SPRINGFIELD, Mo. (KSPR) - A man who almost died in a car fire on Missouri 13 near Lowry City is out of the hospital and sharing his story, along with the family members who saved his life.
Kenny Wurm says, when his car caught fire last Tuesday, he couldn’t get out because his driver’s door wouldn’t open, his seat belt was stuck, and the window would only roll down halfway. Luckily, his daughter and son-in-law were driving with him, in a separate car.
“It started smoking, and then it started burning. And I told Kyle, ‘You got to get me out. I’ll burn to death,'” said Wurm.
Kyle and Kathryn Wyatt say they were driving back from Kansas City on Missouri 13, and they noticed the smoke coming from Wurm's SUV when they were in St. Clair County.
“We saw him pull over to the side of the road, and we see that he rolls his window down, about half way, and having his head out trying to gasp for air,” Kyle said.
Kyle says he tried to get Wurm out through the passenger’s side.

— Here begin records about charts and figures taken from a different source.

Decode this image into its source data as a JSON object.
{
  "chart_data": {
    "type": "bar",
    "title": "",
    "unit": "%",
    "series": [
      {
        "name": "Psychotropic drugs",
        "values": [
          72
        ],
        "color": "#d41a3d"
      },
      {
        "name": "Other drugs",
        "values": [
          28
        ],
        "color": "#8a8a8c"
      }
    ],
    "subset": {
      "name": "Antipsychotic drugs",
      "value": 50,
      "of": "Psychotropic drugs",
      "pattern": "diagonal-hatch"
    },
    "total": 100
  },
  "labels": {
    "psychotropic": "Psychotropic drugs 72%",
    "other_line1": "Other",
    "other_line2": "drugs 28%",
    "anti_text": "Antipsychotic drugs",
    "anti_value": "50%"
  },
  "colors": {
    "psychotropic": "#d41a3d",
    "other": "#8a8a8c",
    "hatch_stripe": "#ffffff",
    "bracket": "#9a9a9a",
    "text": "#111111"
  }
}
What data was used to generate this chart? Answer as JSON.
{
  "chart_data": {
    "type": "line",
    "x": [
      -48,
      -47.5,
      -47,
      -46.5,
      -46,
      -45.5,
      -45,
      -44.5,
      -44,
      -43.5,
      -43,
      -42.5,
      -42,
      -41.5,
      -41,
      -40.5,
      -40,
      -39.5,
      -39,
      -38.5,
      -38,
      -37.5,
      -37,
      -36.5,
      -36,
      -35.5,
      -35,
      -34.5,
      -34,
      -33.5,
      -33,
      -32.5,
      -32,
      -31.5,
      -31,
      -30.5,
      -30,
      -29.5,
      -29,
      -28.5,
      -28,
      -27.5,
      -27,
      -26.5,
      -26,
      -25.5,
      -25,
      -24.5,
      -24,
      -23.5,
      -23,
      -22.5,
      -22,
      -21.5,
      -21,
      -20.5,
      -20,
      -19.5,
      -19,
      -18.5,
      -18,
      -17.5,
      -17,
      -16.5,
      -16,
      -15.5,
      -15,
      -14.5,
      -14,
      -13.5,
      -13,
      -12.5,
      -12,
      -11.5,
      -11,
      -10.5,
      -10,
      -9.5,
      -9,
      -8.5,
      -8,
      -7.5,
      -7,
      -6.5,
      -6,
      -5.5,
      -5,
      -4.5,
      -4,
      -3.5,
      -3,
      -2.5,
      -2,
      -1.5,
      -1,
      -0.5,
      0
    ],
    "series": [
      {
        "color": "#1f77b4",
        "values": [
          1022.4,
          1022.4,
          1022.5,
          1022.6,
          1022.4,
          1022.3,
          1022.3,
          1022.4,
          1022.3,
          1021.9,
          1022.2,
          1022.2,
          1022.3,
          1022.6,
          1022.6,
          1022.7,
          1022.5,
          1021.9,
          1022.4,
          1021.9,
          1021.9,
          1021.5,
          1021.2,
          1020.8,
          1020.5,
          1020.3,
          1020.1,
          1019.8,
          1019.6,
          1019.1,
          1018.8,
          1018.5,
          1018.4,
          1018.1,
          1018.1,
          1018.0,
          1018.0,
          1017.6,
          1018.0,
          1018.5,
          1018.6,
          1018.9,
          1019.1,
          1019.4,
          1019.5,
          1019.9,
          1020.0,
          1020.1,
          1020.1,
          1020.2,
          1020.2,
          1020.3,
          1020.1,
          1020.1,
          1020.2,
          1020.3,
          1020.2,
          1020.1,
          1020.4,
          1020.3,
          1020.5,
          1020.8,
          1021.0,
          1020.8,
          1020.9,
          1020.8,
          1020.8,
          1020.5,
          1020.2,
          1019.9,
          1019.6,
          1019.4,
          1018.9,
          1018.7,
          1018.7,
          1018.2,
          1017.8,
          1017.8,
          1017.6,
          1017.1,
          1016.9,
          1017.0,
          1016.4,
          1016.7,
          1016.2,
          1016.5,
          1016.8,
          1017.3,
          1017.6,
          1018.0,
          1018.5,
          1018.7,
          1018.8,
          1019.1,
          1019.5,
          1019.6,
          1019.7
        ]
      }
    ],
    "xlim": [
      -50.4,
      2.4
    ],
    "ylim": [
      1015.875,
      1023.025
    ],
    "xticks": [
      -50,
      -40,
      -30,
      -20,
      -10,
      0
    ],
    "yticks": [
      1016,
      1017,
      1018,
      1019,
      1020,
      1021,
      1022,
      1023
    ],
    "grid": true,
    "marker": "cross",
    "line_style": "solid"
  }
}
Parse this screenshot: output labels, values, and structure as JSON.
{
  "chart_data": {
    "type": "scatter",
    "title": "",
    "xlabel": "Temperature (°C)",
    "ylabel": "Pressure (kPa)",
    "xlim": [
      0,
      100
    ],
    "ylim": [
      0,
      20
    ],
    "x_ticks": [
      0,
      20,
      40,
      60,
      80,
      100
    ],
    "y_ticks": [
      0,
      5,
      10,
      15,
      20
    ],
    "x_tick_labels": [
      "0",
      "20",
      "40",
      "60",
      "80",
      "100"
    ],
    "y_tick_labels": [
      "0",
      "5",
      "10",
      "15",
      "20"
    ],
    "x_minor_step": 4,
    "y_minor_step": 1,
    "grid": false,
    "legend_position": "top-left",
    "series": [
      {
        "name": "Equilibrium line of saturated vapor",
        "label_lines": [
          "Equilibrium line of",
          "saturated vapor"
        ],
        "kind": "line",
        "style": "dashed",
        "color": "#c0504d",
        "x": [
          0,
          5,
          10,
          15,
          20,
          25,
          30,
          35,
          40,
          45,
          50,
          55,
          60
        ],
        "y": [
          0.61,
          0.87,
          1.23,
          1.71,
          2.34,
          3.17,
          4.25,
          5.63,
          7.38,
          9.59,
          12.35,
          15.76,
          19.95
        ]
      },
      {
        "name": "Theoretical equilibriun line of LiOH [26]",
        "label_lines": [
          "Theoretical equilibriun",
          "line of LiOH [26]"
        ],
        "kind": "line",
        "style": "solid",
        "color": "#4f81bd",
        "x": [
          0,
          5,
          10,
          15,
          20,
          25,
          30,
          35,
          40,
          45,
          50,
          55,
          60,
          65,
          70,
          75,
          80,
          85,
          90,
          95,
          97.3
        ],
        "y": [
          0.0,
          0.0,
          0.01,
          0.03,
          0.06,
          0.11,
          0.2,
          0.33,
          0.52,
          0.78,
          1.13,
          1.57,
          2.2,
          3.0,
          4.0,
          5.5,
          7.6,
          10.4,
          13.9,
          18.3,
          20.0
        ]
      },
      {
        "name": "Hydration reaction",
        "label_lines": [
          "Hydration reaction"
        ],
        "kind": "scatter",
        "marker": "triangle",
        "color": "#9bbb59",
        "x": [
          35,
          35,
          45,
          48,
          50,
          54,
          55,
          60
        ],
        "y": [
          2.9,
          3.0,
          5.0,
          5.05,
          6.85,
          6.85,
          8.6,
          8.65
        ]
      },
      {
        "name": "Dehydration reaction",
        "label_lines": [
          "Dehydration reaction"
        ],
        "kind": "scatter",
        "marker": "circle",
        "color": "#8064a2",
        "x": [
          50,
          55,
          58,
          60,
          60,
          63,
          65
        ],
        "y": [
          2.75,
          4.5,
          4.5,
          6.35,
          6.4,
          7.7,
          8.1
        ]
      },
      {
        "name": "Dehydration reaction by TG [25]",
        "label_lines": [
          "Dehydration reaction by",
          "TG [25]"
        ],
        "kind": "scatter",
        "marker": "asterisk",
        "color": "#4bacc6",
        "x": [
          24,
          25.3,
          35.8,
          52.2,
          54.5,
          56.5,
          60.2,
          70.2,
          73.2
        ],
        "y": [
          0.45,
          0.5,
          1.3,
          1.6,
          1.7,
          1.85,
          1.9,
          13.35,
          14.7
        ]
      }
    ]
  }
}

“I see these flames on the passenger’s seat. Now we’ve known for several years, his driver’s side door does not work,” said Kyle.
Kyle says Wurm’s SUV was 20 years old, and he was trapped inside it.
“His whole right side was on fire, and his hair was on fire, and his face,” Kyle said, “And that was the scary part. The only thing that was going through my mind was that my wife’s going to see her dad die in front of us, because I didn’t see how he was going to get out of this car.”
He believes the fire might have burned through the seat belt, allowing the Wyatts to pull Kenny to safety.
“I had to stick my hands in to try and get his feet out the window, to turn his feet just right," said Kathryn Wyatt.
She says she’s just glad her dad is still alive.
“By the time we pulled him out of the vehicle, it wasn’t but seconds before the whole thing was engulfed. And then it exploded within a minute. Exploded. Like you see on TV,” Kyle said.
Kyle says they’re still trying to figure out how the fire started, but they believe it may have been an electrical issue.
The Wyatts say they’re thankful they were traveling with Kenny when the fire started. Kyle says Wurn knows how to get to the Wyatts' home in Springfield on his own but, for some reason, they decided to drive together that day.
Wurn was released from the hospital on Wednesday. He was in the burn unit for a week.
“I guess I’m feeling better than I was. Staples can really hurt," said Wurn.
He has third-degree burns on his arm, and burns on other parts of his body, but he says the skin graft was the most painful part.
“Its been healing, and healing good,” Wurn said.
Firefighters say the best way to prevent car fires is routine maintenance.
“Making sure that the oil is checked regularly, the electrical system, things like that. So talk to your mechanic, make sure your vehicle is in good shape," said Logan-Rogersville Fire Protection District Assistant Chief Robert Talburt.
Talburt says, if your car catches fire, you should get to the side of the road and call 9-1-1. He doesn’t recommend trying to put the fire out yourself.
“If you’re driving down the roadway and you start to see smoke or flames coming from the vehicle, get off to the side of the road as quick as possible, get the vehicle in park, turn it off, and get about 100 feet away from the vehicle, just in case it continues to grow," he said.